ILLUSTRATIONS TO CHAPTER 3
Jonah 3:1. This is substantially the same commission, and yet different. The “second” call to a man is never exactly the same as the first. The third is never a repetition of the second. Another tone is in the voice of the speaker, firmer or milder. Other shades of meaning are in the message. If it is “the second time,” still more if it is the seventh time, or the seventy-and-seventh time, there will be changes in the message corresponding with changes which time has brought in circumstances and in character. It may seem a refinement, but, properly understood, it is but a simple truth, that he never receives exactly the same command or invitation from God more than once. “If slighted once, the season fair can never be renewed” [Raleigh].

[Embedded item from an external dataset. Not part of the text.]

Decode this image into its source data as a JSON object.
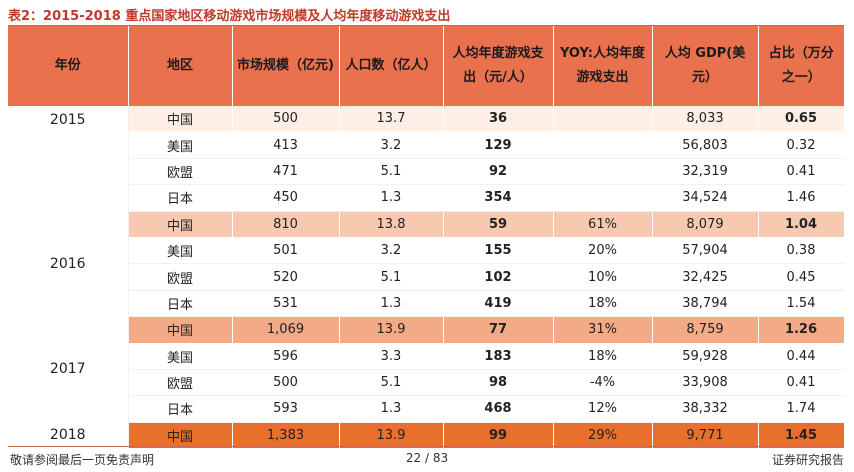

A great city. Nineveh covered a great extent of ground. Historians say that its walls were 480 stadia, or 60 miles, in circumference. It was great in population. Jonah mentions 120,000 who could not discern between their right hand and their left. It was great in splendour and power. “The researches in the mounds have astonished Europe with the barbaric grandeur of the statuary, and the full details of life and history sculptured on marble, or stamped in arrow-headed characters upon the bricks.” But it was morally great to God on account of the human souls, and their spiritual condition. In God’s sight, grandeur, territory, and architectural beauty, are nothing to immortal souls, and the influence which they exert. The material worlds, the sun with its satellites, are not so great as a man. Try to realize how great you are in the sight of God.
Jonah 3:4. Yet forty days. Delay in the execution of sentence is sometimes an encouragement to sin (Ecclesiastes 8:11); but gives space for repentance, and displays the long-suffering of God (see Exodus 34:5; Psalms 103:8; Joel 2:13; 1 Peter 3:20).